文章の途中で、表題のカルタ形式による小話が始まる。書くことがないから「いろはにほへと」を頭文字にしながら、太宰が取り留めもない話や、ホラバナシを連々書くという、これまたどうしようもない「惰文」っぷりなのだが、そんな内容でも人を笑わせたり、読ませるところに太宰節の懐の深さがある。それが文才の為せる技なのである。

『懶惰の歌留多』は、太宰の実生活に密着した随筆であるという見解と、アンニュイな作家に「擬態」した前衛的な小説であるとの2つの見方が存在するが、私はいつも通り(?)その2つの折衷であると思う。この手の文章をエイッと世に放ってしまえるのは「俺が書けばどんな内容でも面白い」という自信の表れのように思われる。31歳の太宰の勢いが感じられる。なおカルタ形式での小説という構想はこれ以前からあったらしい。

まるで太宰が酒を飲みながら隣で語っているような、グダグダの、ヤマなしオチなしの文章なのだが、本当に酔っ払いながら書いてるんじゃないかと思わせるように、心の隙間をスッと見せる場面が、少なくとも4箇所ある。有り体に言えば、自殺の仄めかしである。

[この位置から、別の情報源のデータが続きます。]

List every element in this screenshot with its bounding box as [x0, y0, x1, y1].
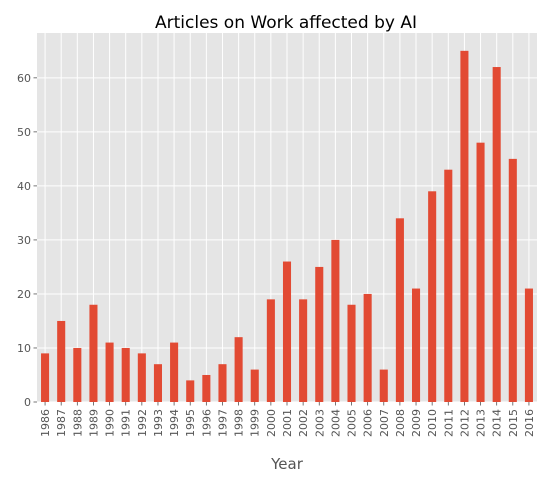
x-tick-label: 1990	[104, 409, 117, 437]
x-tick-label: 1992	[136, 409, 149, 437]
x-tick-label: 2012	[458, 409, 471, 437]
x-tick-label: 1997	[216, 409, 229, 437]
y-tick-label: 30	[17, 234, 31, 247]
bar-1994	[170, 342, 179, 402]
bar-2011	[444, 169, 453, 402]
bar-1989	[89, 304, 98, 402]
x-tick-label: 2013	[475, 409, 488, 437]
x-tick-label: 1996	[200, 409, 213, 437]
bar-2010	[428, 191, 437, 402]
x-tick-label: 1991	[120, 409, 133, 437]
x-tick-label: 1998	[233, 409, 246, 437]
bar-1992	[137, 353, 146, 402]
x-tick-label: 2004	[329, 409, 342, 437]
bar-1995	[186, 380, 195, 402]
bar-2014	[492, 67, 501, 402]
x-tick-label: 1993	[152, 409, 165, 437]
x-axis-ticks: 1986 1987 1988 1989 1990 1991 1992 1993 1994 1995…	[39, 402, 536, 437]
bar-2008	[395, 218, 404, 402]
x-tick-label: 2006	[362, 409, 375, 437]
x-tick-label: 2007	[378, 409, 391, 437]
x-tick-label: 2008	[394, 409, 407, 437]
bar-2003	[315, 266, 324, 402]
y-tick-label: 20	[17, 288, 31, 301]
x-tick-label: 2002	[297, 409, 310, 437]
bar-2009	[412, 288, 421, 402]
bar-1997	[218, 364, 227, 402]
y-tick-label: 60	[17, 72, 31, 85]
x-tick-label: 1995	[184, 409, 197, 437]
x-tick-label: 1986	[39, 409, 52, 437]
bar-2002	[299, 299, 308, 402]
x-tick-label: 2009	[410, 409, 423, 437]
x-tick-label: 2000	[265, 409, 278, 437]
x-tick-label: 2015	[507, 409, 520, 437]
bar-1993	[153, 364, 162, 402]
x-tick-label: 2016	[523, 409, 536, 437]
bar-2004	[331, 239, 340, 402]
bar-2015	[508, 158, 517, 402]
bar-2000	[266, 299, 275, 402]
bar-1988	[73, 347, 82, 402]
bar-1998	[234, 337, 243, 402]
bar-2005	[347, 304, 356, 402]
bar-2016	[524, 288, 533, 402]
bar-1999	[250, 369, 259, 402]
x-axis-label: Year	[270, 455, 304, 473]
x-tick-label: 2014	[491, 409, 504, 437]
x-tick-label: 1988	[71, 409, 84, 437]
y-tick-label: 40	[17, 180, 31, 193]
bar-2012	[460, 50, 469, 402]
y-tick-label: 50	[17, 126, 31, 139]
y-tick-label: 10	[17, 342, 31, 355]
chart-title: Articles on Work affected by AI	[155, 13, 417, 33]
bars-group	[41, 50, 533, 402]
x-tick-label: 1994	[168, 409, 181, 437]
x-tick-label: 2005	[346, 409, 359, 437]
bar-1991	[121, 347, 130, 402]
x-tick-label: 2003	[313, 409, 326, 437]
x-tick-label: 2010	[426, 409, 439, 437]
x-tick-label: 2001	[281, 409, 294, 437]
bar-1987	[57, 320, 66, 402]
bar-1990	[105, 342, 114, 402]
bar-1986	[41, 353, 50, 402]
bar-2006	[363, 293, 372, 402]
bar-2013	[476, 142, 485, 402]
y-tick-label: 0	[24, 396, 31, 409]
bar-2007	[379, 369, 388, 402]
x-tick-label: 1999	[249, 409, 262, 437]
x-tick-label: 1987	[55, 409, 68, 437]
y-axis-ticks: 0 10 20 30 40 50 60	[17, 72, 37, 409]
bar-2001	[282, 261, 292, 402]
x-tick-label: 2011	[442, 409, 455, 437]
bar-1996	[202, 374, 211, 402]
x-tick-label: 1989	[87, 409, 100, 437]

働かないものには、権利がない。人間失格、あたりまえのことである。

私は、長生きをしてみせるつもりである。やってみるつもりである。この覚悟も、このごろ、やっとついた。

けれども、某夜、君は不幸な男だね、と普通の音色で言って平気でいた人、佐藤春夫である。私は、ぱっと行くてがひらけた実感に打たれ、ほんとにそう思いますか、と問いただした。

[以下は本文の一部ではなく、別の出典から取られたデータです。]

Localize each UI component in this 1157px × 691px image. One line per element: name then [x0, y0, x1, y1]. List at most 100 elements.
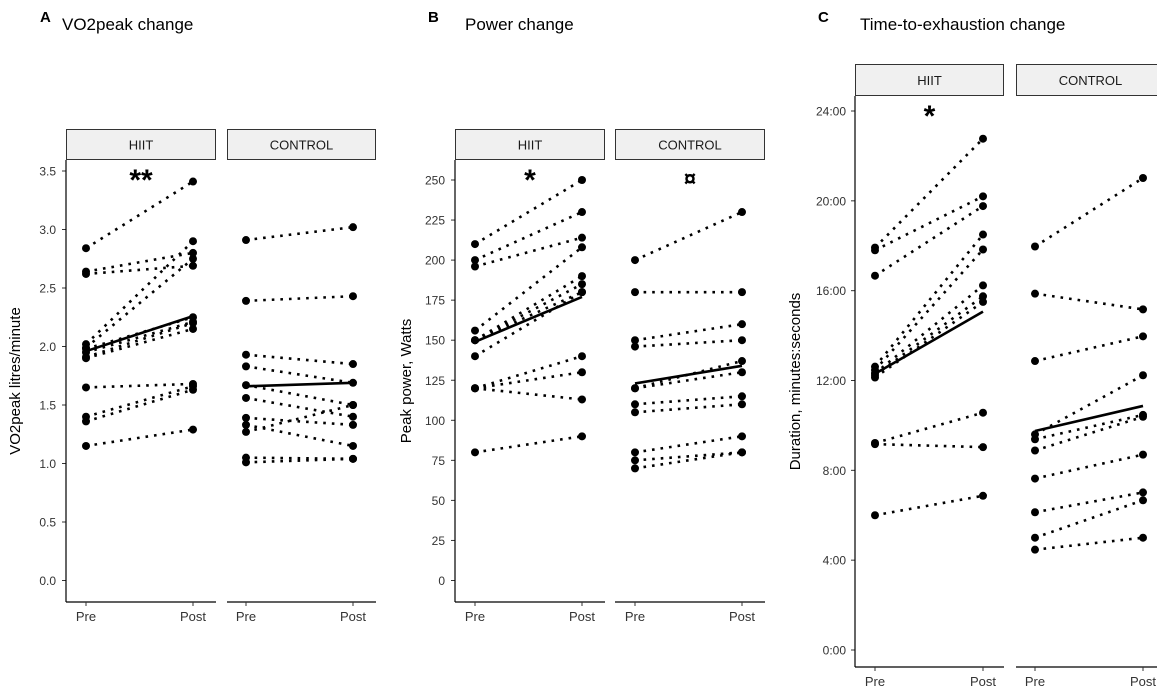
panel-a: A VO2peak change VO2peak litres/minute 0.0 0…: [7, 9, 376, 624]
post-point: [349, 223, 357, 232]
subject-line: [474, 370, 583, 390]
pre-point: [631, 336, 639, 345]
y-tick-label: 8:00: [823, 464, 847, 478]
subject-line: [874, 442, 984, 449]
post-point: [738, 448, 746, 457]
subject-line: [245, 365, 354, 385]
post-point: [578, 432, 586, 441]
subject-line: [474, 282, 583, 342]
facet-control: CONTROL Pre Post ¤: [615, 129, 765, 624]
subject-line: [474, 236, 583, 268]
post-point: [578, 288, 586, 297]
y-axis-label: Duration, minutes:seconds: [787, 293, 804, 471]
pre-point: [871, 440, 879, 449]
post-point: [979, 245, 987, 254]
pre-point: [82, 269, 90, 278]
facet-control: CONTROL Pre Post: [227, 129, 376, 624]
post-point: [189, 248, 197, 257]
subject-line: [245, 423, 354, 448]
panel-letter: A: [40, 9, 51, 26]
post-point: [578, 352, 586, 361]
post-point: [1139, 174, 1147, 183]
y-axis-label: Peak power, Watts: [398, 319, 415, 444]
subject-line: [634, 370, 743, 390]
subject-line: [874, 411, 984, 445]
subject-line: [634, 338, 743, 348]
subject-line: [474, 435, 583, 454]
facet-strip-label: CONTROL: [270, 138, 334, 153]
post-point: [349, 454, 357, 463]
subject-line: [874, 284, 984, 375]
y-tick-label: 0.5: [39, 516, 56, 530]
pre-point: [471, 352, 479, 361]
post-point: [738, 288, 746, 297]
pre-point: [1031, 357, 1039, 366]
panel-letter: C: [818, 9, 829, 26]
subject-line: [1034, 536, 1144, 551]
post-point: [979, 491, 987, 500]
pre-point: [1031, 289, 1039, 298]
pre-point: [471, 240, 479, 249]
x-tick-label: Pre: [865, 674, 885, 689]
post-point: [979, 192, 987, 201]
pre-point: [82, 354, 90, 363]
panel-b: B Power change Peak power, Watts 0 25 50 75 100…: [398, 9, 765, 624]
mean-line: [634, 364, 743, 385]
x-tick-label: Pre: [625, 609, 645, 624]
y-tick-label: 12:00: [816, 374, 846, 388]
subject-line: [1034, 374, 1144, 436]
x-tick-label: Pre: [76, 609, 96, 624]
post-point: [578, 243, 586, 252]
subject-line: [474, 178, 583, 246]
pre-point: [471, 448, 479, 457]
post-point: [1139, 412, 1147, 421]
x-tick-label: Pre: [236, 609, 256, 624]
subject-line: [245, 353, 354, 366]
subject-line: [1034, 292, 1144, 311]
y-tick-label: 75: [432, 454, 446, 468]
subject-line: [634, 322, 743, 342]
y-tick-label: 16:00: [816, 284, 846, 298]
subject-line: [474, 291, 583, 358]
post-point: [1139, 450, 1147, 459]
post-point: [979, 281, 987, 290]
subject-line: [85, 320, 194, 354]
facet-hiit: HIIT Pre Post *: [454, 129, 605, 624]
post-point: [979, 202, 987, 211]
pre-point: [242, 393, 250, 402]
mean-line: [1034, 404, 1144, 433]
post-point: [578, 272, 586, 281]
subject-line: [874, 300, 984, 379]
post-point: [349, 420, 357, 429]
post-point: [979, 297, 987, 306]
facet-strip-label: CONTROL: [1059, 73, 1123, 88]
subject-line: [85, 316, 194, 351]
subject-line: [85, 251, 194, 273]
subject-line: [245, 225, 354, 242]
pre-point: [471, 256, 479, 265]
significance-marker: ¤: [684, 166, 696, 191]
subject-line: [85, 382, 194, 389]
subject-line: [245, 294, 354, 303]
subject-line: [245, 416, 354, 427]
post-point: [349, 401, 357, 409]
pre-point: [242, 458, 250, 467]
post-point: [578, 395, 586, 404]
y-tick-label: 2.0: [39, 340, 56, 354]
facet-strip-label: CONTROL: [658, 138, 722, 153]
facet-strip: [455, 129, 605, 160]
subject-line: [634, 402, 743, 414]
significance-marker: *: [924, 100, 936, 133]
pre-point: [631, 256, 639, 265]
subject-line: [1034, 453, 1144, 480]
pre-point: [471, 326, 479, 335]
subject-line: [634, 451, 743, 470]
pre-point: [1031, 446, 1039, 455]
facet-control: CONTROL Pre Post: [1016, 64, 1157, 689]
post-point: [578, 368, 586, 377]
y-tick-label: 0.0: [39, 574, 56, 588]
post-point: [189, 324, 197, 333]
post-point: [738, 368, 746, 377]
subject-line: [874, 137, 984, 249]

きみと、しんじゅうするくらいに、きみを好いてくれるような、そんな、編集者でも出てこぬ限り、きみは、不幸な、作家だ、と一語ずつ区切ってはっきり言った。

どきりとしてしまう。

言うまでもない話だが、太宰は自身を投影した葉蔵を主人公とする『人間失格』を執筆後、愛人と入水自殺した。7年後の自殺に繋がるような表現が、短い本文の中にこんなにも盛り込まれている。太宰が本作のように、お道化て口多いときには、むしろ心中ではその絶望が深まっているのではないかと注意が必要なのかもしれない。